SM-like proteins function in mRNA degradation of Saccharomyces cerevisiae

Abstract

The degradation of mRNA is a critical step in determining the regulation and levels of gene expression. A family of Sm-Like (Lsm) proteins containing the "Sm" sequence motif has been identified, which forms a complex with U6 snRNA and functions in pre-mRNA splicing. Moreover, Lsm proteins interact with mRNA decay factors in yeast two-hybrid analysis. One of the Lsm proteins, Lsm1p, is required for the efficient decapping of mRNA during degradation. Lsm proteins might exist as a complex since they coimmunoprecipitate with each other. Based on these observations we hypothesized that the family of Lsm proteins might be involved in mRNA degradation. We showed that mutations in seven Lsm proteins (Lsm1-Lsm7) caused inhibition of decapping.
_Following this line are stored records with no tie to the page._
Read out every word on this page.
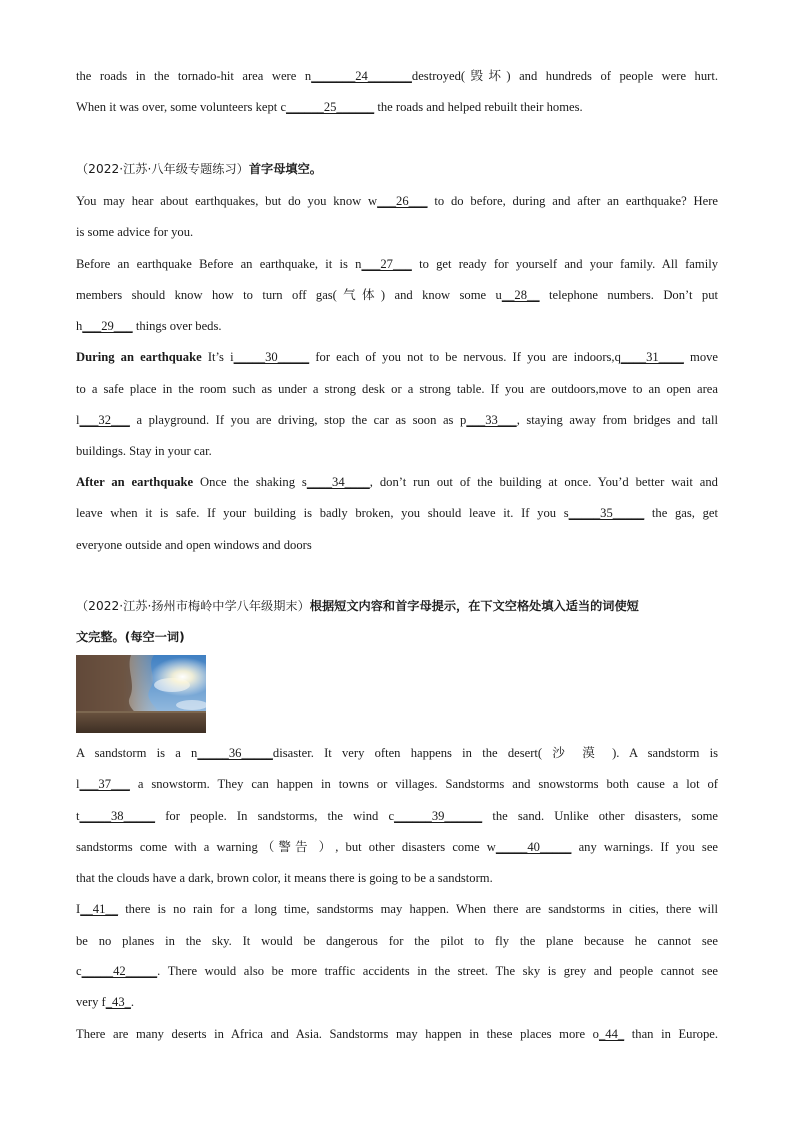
the roads in the tornado-hit area were n_______24_______destroyed(毁坏) and hundreds of people were hurt.
When it was over, some volunteers kept c______25______ the roads and helped rebuilt their homes.
（2022·江苏·八年级专题练习）首字母填空。
You may hear about earthquakes, but do you know w___26___ to do before, during and after an earthquake? Here
is some advice for you.
Before an earthquake Before an earthquake, it is n___27___ to get ready for yourself and your family. All family
members should know how to turn off gas(气体) and know some u__28__ telephone numbers. Don’t put
h___29___ things over beds.
During an earthquake It’s i_____30_____ for each of you not to be nervous. If you are indoors,q____31____ move
to a safe place in the room such as under a strong desk or a strong table. If you are outdoors,move to an open area
l___32___ a playground. If you are driving, stop the car as soon as p___33___, staying away from bridges and tall
buildings. Stay in your car.
After an earthquake Once the shaking s____34____, don’t run out of the building at once. You’d better wait and
leave when it is safe. If your building is badly broken, you should leave it. If you s_____35_____ the gas, get
everyone outside and open windows and doors
（2022·江苏·扬州市梅岭中学八年级期末）根据短文内容和首字母提示，在下文空格处填入适当的词使短
文完整。(每空一词)
A sandstorm is a n_____36_____disaster. It very often happens in the desert( 沙 漠 ). A sandstorm is
l___37___ a snowstorm. They can happen in towns or villages. Sandstorms and snowstorms both cause a lot of
t_____38_____ for people. In sandstorms, the wind c______39______ the sand. Unlike other disasters, some
sandstorms come with a warning（警告 ）, but other disasters come w_____40_____ any warnings. If you see
that the clouds have a dark, brown color, it means there is going to be a sandstorm.
I__41__ there is no rain for a long time, sandstorms may happen. When there are sandstorms in cities, there will
be no planes in the sky. It would be dangerous for the pilot to fly the plane because he cannot see
c_____42_____. There would also be more traffic accidents in the street. The sky is grey and people cannot see
very f_43_.
There are many deserts in Africa and Asia. Sandstorms may happen in these places more o_44_ than in Europe.
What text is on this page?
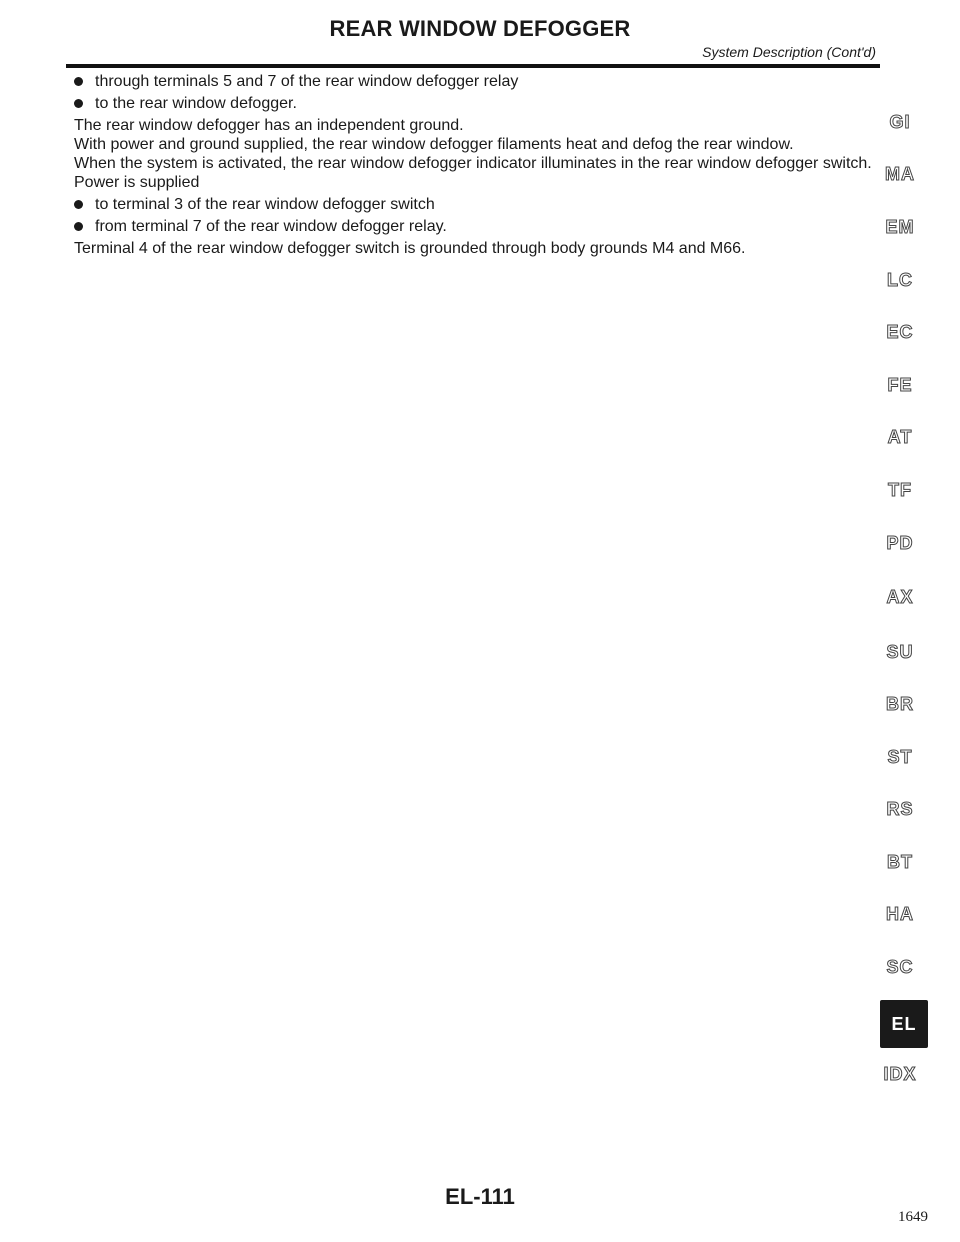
REAR WINDOW DEFOGGER
System Description (Cont'd)
through terminals 5 and 7 of the rear window defogger relay
to the rear window defogger.

The rear window defogger has an independent ground.

With power and ground supplied, the rear window defogger filaments heat and defog the rear window.

When the system is activated, the rear window defogger indicator illuminates in the rear window defogger switch.

Power is supplied

to terminal 3 of the rear window defogger switch
from terminal 7 of the rear window defogger relay.

Terminal 4 of the rear window defogger switch is grounded through body grounds M4 and M66.

GI
MA
EM
LC
EC
FE
AT
TF
PD
AX
SU
BR
ST
RS
BT
HA
SC
EL
IDX
EL-111
1649
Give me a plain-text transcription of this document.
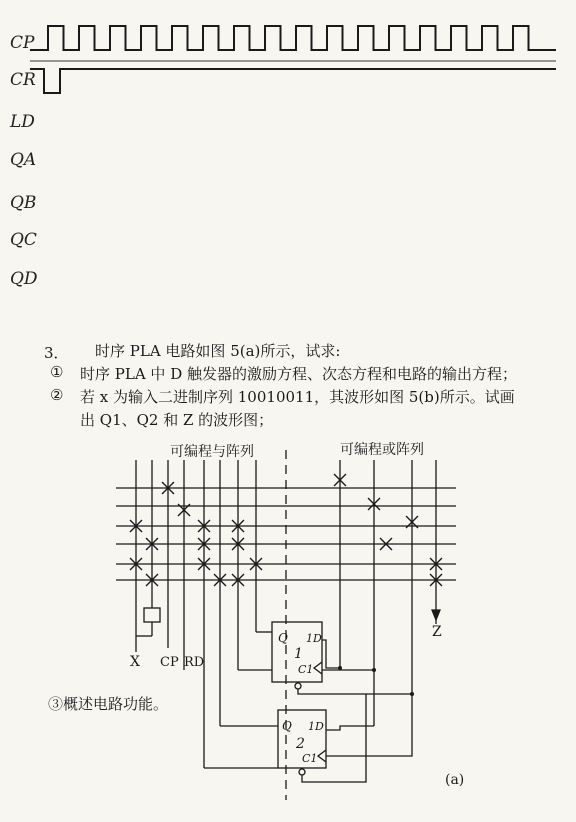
CP
CR
LD
QA
QB
QC
QD
3． 时序 PLA 电路如图 5(a)所示，试求:
① 时序 PLA 中 D 触发器的激励方程、次态方程和电路的输出方程；
② 若 x 为输入二进制序列 10010011，其波形如图 5(b)所示。试画
出 Q1、Q2 和 Z 的波形图；
③概述电路功能。
可编程与阵列	可编程或阵列
X CP RD
Z
Q 1D
1
C1
Q 1D
2
C1
(a)
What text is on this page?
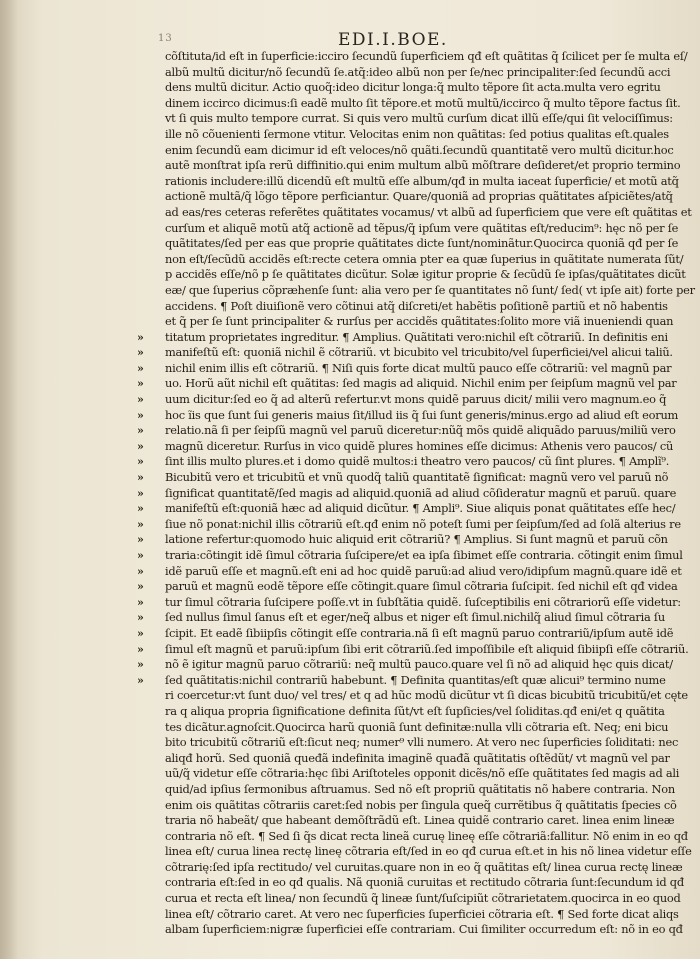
13	EDI.I.BOE.
cõſtituta/id eſt in ſuperficie:icciro ſecundũ ſuperficiem qđ eſt quãtitas q̃ ſcilicet per ſe multa eſ/
albũ multũ dicitur/nõ ſecundũ ſe.atq̃:ideo albũ non per ſe/nec principaliter:ſed ſecundũ acci
dens multũ dicitur. Actio quoq̃:ideo dicitur longa:q̃ multo tẽpore ſit acta.multa vero egritu
dinem iccirco dicimus:ſi eadẽ multo ſit tẽpore.et motũ multũ/iccirco q̃ multo tẽpore factus ſit.
vt ſi quis multo tempore currat. Si quis vero multũ curſum dicat illũ eſſe/qui ſit velociſſimus:
ille nõ cõuenienti ſermone vtitur. Velocitas enim non quãtitas: ſed potius qualitas eſt.quales
enim ſecundũ eam dicimur id eſt veloces/nõ quãti.ſecundũ quantitatẽ vero multũ dicitur.hoc
autẽ monſtrat ipſa rerũ diffinitio.qui enim multum albũ mõſtrare deſideret/et proprio termino
rationis includere:illũ dicendũ eſt multũ eſſe album/qđ in multa iaceat ſuperficie/ et motũ atq̃
actionẽ multã/q̃ lõgo tẽpore perficiantur. Quare/quoniã ad proprias quãtitates aſpiciẽtes/atq̃
ad eas/res ceteras referẽtes quãtitates vocamus/ vt albũ ad ſuperficiem que vere eſt quãtitas et
curſum et aliquẽ motũ atq̃ actionẽ ad tẽpus/q̃ ipſum vere quãtitas eſt/reducim⁹: hęc nõ per ſe
quãtitates/ſed per eas que proprie quãtitates dicte ſunt/nominãtur.Quocirca quoniã qđ per ſe
non eſt/ſecũdũ accidẽs eſt:recte cetera omnia pter ea quæ ſuperius in quãtitate numerata ſũt/
p accidẽs eſſe/nõ p ſe quãtitates dicũtur. Solæ igitur proprie & ſecũdũ ſe ipſas/quãtitates dicũt
eæ/ que ſuperius cõpræhenſe ſunt: alia vero per ſe quantitates nõ ſunt/ ſed( vt ipſe ait) forte per
accidens. ¶ Poſt diuiſionẽ vero cõtinui atq̃ diſcreti/et habẽtis poſitionẽ partiũ et nõ habentis
et q̃ per ſe ſunt principaliter & rurſus per accidẽs quãtitates:ſolito more viã inueniendi quan
» titatum proprietates ingreditur. ¶ Amplius. Quãtitati vero:nichil eſt cõtrariũ. In definitis eni
» manifeſtũ eſt: quoniã nichil ẽ cõtrariũ. vt bicubito vel tricubito/vel ſuperficiei/vel alicui taliũ.
» nichil enim illis eſt cõtrariũ. ¶ Niſi quis forte dicat multũ pauco eſſe cõtrariũ: vel magnũ par
» uo. Horũ aũt nichil eſt quãtitas: ſed magis ad aliquid. Nichil enim per ſeipſum magnũ vel par
» uum dicitur:ſed eo q̃ ad alterũ refertur.vt mons quidẽ paruus dicit/ milii vero magnum.eo q̃
» hoc ĩis que ſunt ſui generis maius ſit/illud iis q̃ ſui ſunt generis/minus.ergo ad aliud eſt eorum
» relatio.nã ſi per ſeipſũ magnũ vel paruũ diceretur:nũq̃ mõs quidẽ aliquãdo paruus/miliũ vero
» magnũ diceretur. Rurſus in vico quidẽ plures homines eſſe dicimus: Athenis vero paucos/ cũ
» ſint illis multo plures.et i domo quidẽ multos:i theatro vero paucos/ cũ ſint plures. ¶ Amplĩ⁹.
» Bicubitũ vero et tricubitũ et vnũ quodq̃ taliũ quantitatẽ ſignificat: magnũ vero vel paruũ nõ
» ſignificat quantitatẽ/ſed magis ad aliquid.quoniã ad aliud cõſideratur magnũ et paruũ. quare
» manifeſtũ eſt:quoniã hæc ad aliquid dicũtur. ¶ Ampli⁹. Siue aliquis ponat quãtitates eſſe hec/
» ſiue nõ ponat:nichil illis cõtrariũ eſt.qđ enim nõ poteſt ſumi per ſeipſum/ſed ad ſolã alterius re
» latione refertur:quomodo huic aliquid erit cõtrariũ? ¶ Amplius. Si ſunt magnũ et paruũ cõn
» traria:cõtingit idẽ ſimul cõtraria ſuſcipere/et ea ipſa ſibimet eſſe contraria. cõtingit enim ſimul
» idẽ paruũ eſſe et magnũ.eſt eni ad hoc quidẽ paruũ:ad aliud vero/idipſum magnũ.quare idẽ et
» paruũ et magnũ eodẽ tẽpore eſſe cõtingit.quare ſimul cõtraria ſuſcipit. ſed nichil eſt qđ videa
» tur ſimul cõtraria ſuſcipere poſſe.vt in ſubſtãtia quidẽ. ſuſceptibilis eni cõtrariorũ eſſe videtur:
» ſed nullus ſimul ſanus eſt et eger/neq̃ albus et niger eſt ſimul.nichilq̃ aliud ſimul cõtraria ſu
» ſcipit. Et eadẽ ſibiipſis cõtingit eſſe contraria.nã ſi eſt magnũ paruo contrariũ/ipſum autẽ idẽ
» ſimul eſt magnũ et paruũ:ipſum ſibi erit cõtrariũ.ſed impoſſibile eſt aliquid ſibiipſi eſſe cõtrariũ.
» nõ ẽ igitur magnũ paruo cõtrariũ: neq̃ multũ pauco.quare vel ſi nõ ad aliquid hęc quis dicat/
» ſed quãtitatis:nichil contrariũ habebunt. ¶ Definita quantitas/eſt quæ alicui⁹ termino nume
ri coercetur:vt ſunt duo/ vel tres/ et q ad hũc modũ dicũtur vt ſi dicas bicubitũ tricubitũ/et cęte
ra q aliqua propria ſignificatione definita ſũt/vt eſt ſupſicies/vel ſoliditas.qđ eni/et q quãtita
tes dicãtur.agnoſcit.Quocirca harũ quoniã ſunt definitæ:nulla vlli cõtraria eſt. Neq; eni bicu
bito tricubitũ cõtrariũ eſt:ſicut neq; numer⁹ vlli numero. At vero nec ſuperficies ſoliditati: nec
aliqđ horũ. Sed quoniã queđã indefinita imaginẽ quađã quãtitatis oſtẽdũt/ vt magnũ vel par
uũ/q̃ videtur eſſe cõtraria:hęc ſibi Ariſtoteles opponit dicẽs/nõ eſſe quãtitates ſed magis ad ali
quid/ad ipſius ſermonibus aſtruamus. Sed nõ eſt propriũ quãtitatis nõ habere contraria. Non
enim ois quãtitas cõtrariis caret:ſed nobis per ſingula queq̃ currẽtibus q̃ quãtitatis ſpecies cõ
traria nõ habeãt/ que habeant demõſtrãdũ eſt. Linea quidẽ contrario caret. linea enim lineæ
contraria nõ eſt. ¶ Sed ſi q̃s dicat recta lineã curuę lineę eſſe cõtrariã:fallitur. Nõ enim in eo qđ
linea eſt/ curua linea rectę lineę cõtraria eſt/ſed in eo qđ curua eſt.et in his nõ linea videtur eſſe
cõtrarię:ſed ipſa rectitudo/ vel curuitas.quare non in eo q̃ quãtitas eſt/ linea curua rectę lineæ
contraria eſt:ſed in eo qđ qualis. Nã quoniã curuitas et rectitudo cõtraria ſunt:ſecundum id qđ
curua et recta eſt linea/ non ſecundũ q̃ lineæ ſunt/ſuſcipiũt cõtrarietatem.quocirca in eo quod
linea eſt/ cõtrario caret. At vero nec ſuperficies ſuperficiei cõtraria eſt. ¶ Sed forte dicat aliqs
albam ſuperficiem:nigræ ſuperficiei eſſe contrariam. Cui ſimiliter occurredum eſt: nõ in eo qđ
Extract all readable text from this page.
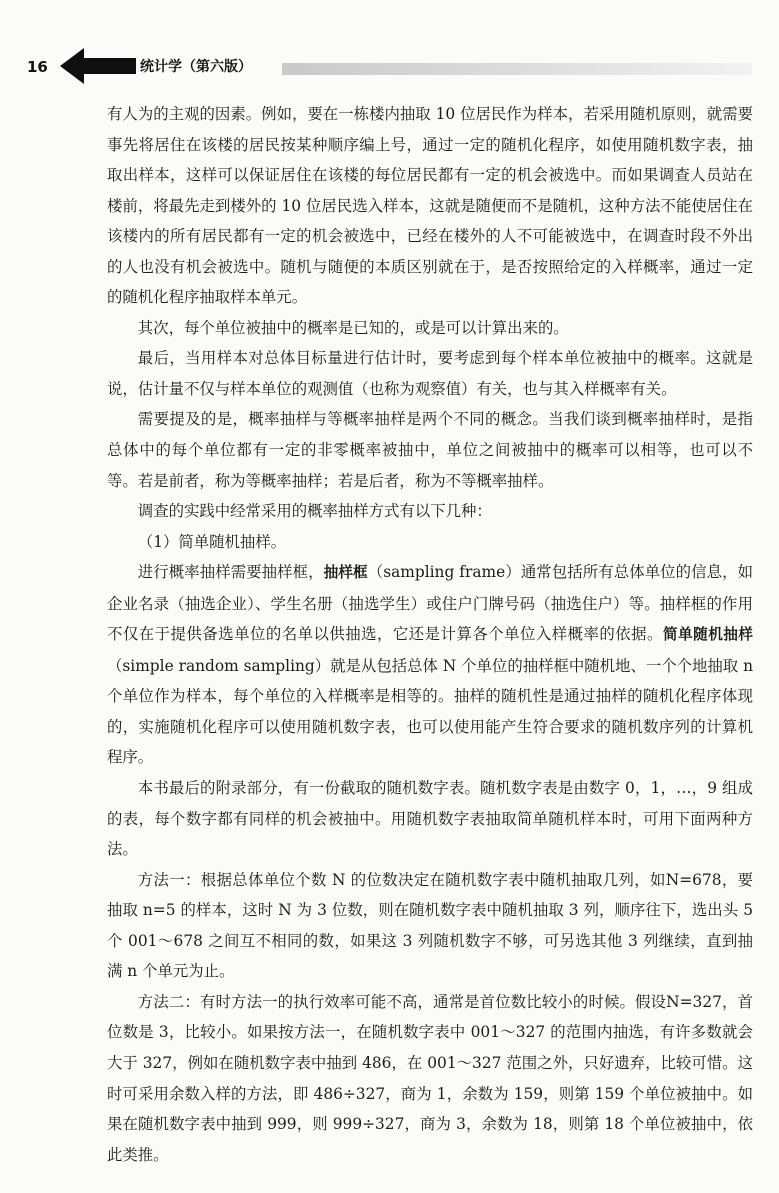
16	统计学（第六版）

有人为的主观的因素。例如，要在一栋楼内抽取 10 位居民作为样本，若采用随机原则，就需要事先将居住在该楼的居民按某种顺序编上号，通过一定的随机化程序，如使用随机数字表，抽取出样本，这样可以保证居住在该楼的每位居民都有一定的机会被选中。而如果调查人员站在楼前，将最先走到楼外的 10 位居民选入样本，这就是随便而不是随机，这种方法不能使居住在该楼内的所有居民都有一定的机会被选中，已经在楼外的人不可能被选中，在调查时段不外出的人也没有机会被选中。随机与随便的本质区别就在于，是否按照给定的入样概率，通过一定的随机化程序抽取样本单元。

其次，每个单位被抽中的概率是已知的，或是可以计算出来的。

最后，当用样本对总体目标量进行估计时，要考虑到每个样本单位被抽中的概率。这就是说，估计量不仅与样本单位的观测值（也称为观察值）有关，也与其入样概率有关。

需要提及的是，概率抽样与等概率抽样是两个不同的概念。当我们谈到概率抽样时，是指总体中的每个单位都有一定的非零概率被抽中，单位之间被抽中的概率可以相等，也可以不等。若是前者，称为等概率抽样；若是后者，称为不等概率抽样。

调查的实践中经常采用的概率抽样方式有以下几种：

（1）简单随机抽样。

进行概率抽样需要抽样框，抽样框（sampling frame）通常包括所有总体单位的信息，如企业名录（抽选企业）、学生名册（抽选学生）或住户门牌号码（抽选住户）等。抽样框的作用不仅在于提供备选单位的名单以供抽选，它还是计算各个单位入样概率的依据。简单随机抽样（simple random sampling）就是从包括总体 N 个单位的抽样框中随机地、一个个地抽取 n 个单位作为样本，每个单位的入样概率是相等的。抽样的随机性是通过抽样的随机化程序体现的，实施随机化程序可以使用随机数字表，也可以使用能产生符合要求的随机数序列的计算机程序。

本书最后的附录部分，有一份截取的随机数字表。随机数字表是由数字 0，1，…，9 组成的表，每个数字都有同样的机会被抽中。用随机数字表抽取简单随机样本时，可用下面两种方法。

方法一：根据总体单位个数 N 的位数决定在随机数字表中随机抽取几列，如N=678，要抽取 n=5 的样本，这时 N 为 3 位数，则在随机数字表中随机抽取 3 列，顺序往下，选出头 5 个 001～678 之间互不相同的数，如果这 3 列随机数字不够，可另选其他 3 列继续，直到抽满 n 个单元为止。

方法二：有时方法一的执行效率可能不高，通常是首位数比较小的时候。假设N=327，首位数是 3，比较小。如果按方法一，在随机数字表中 001～327 的范围内抽选，有许多数就会大于 327，例如在随机数字表中抽到 486，在 001～327 范围之外，只好遗弃，比较可惜。这时可采用余数入样的方法，即 486÷327，商为 1，余数为 159，则第 159 个单位被抽中。如果在随机数字表中抽到 999，则 999÷327，商为 3，余数为 18，则第 18 个单位被抽中，依此类推。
These Lsm proteins co-immunoprecipitated with Dcp1p (the decapping enzyme), Pat1p (a decapping activator) and with mRNA, indicating that the Lsm proteins (Lsm1--Lsm7) play a direct role in promoting the decapping step of mRNA degradation. In addition, the Lsm proteins seem to form distinct complexes that affect different aspects of mRNA metabolism. A nuclear Lsm complex consisting of Lsm2p through Lsm8p, interacts with U6 snRNA and promotes pre-mRNA splicing. A cytoplasmic Lsm complex consisting of Lsm1p through Lsm7p binds mRNA and functions in mRNA degradation. The cytoplasmic Lsm complex plays a second role in protecting the 3 ' UTR of mRNA from trimming. Mutations in the cytoplasmic Lsm complex caused trimming of mRNAs. The ski mutations, which cause defects in 3' to 5' mRNA degradation suppressed the temperature-sensitive growth of lsm mutants by preventing the further degradation of trimmed mRNAs. These results argue that Lsm complex might bind to the 3' UTR of mRNAs and protect it from trimming. In addition, the 3' to 5 ' degradation of the trimmed mRNAs might at least in part account for the temperature-sensitive growth of the lsm and the pat1 mutants.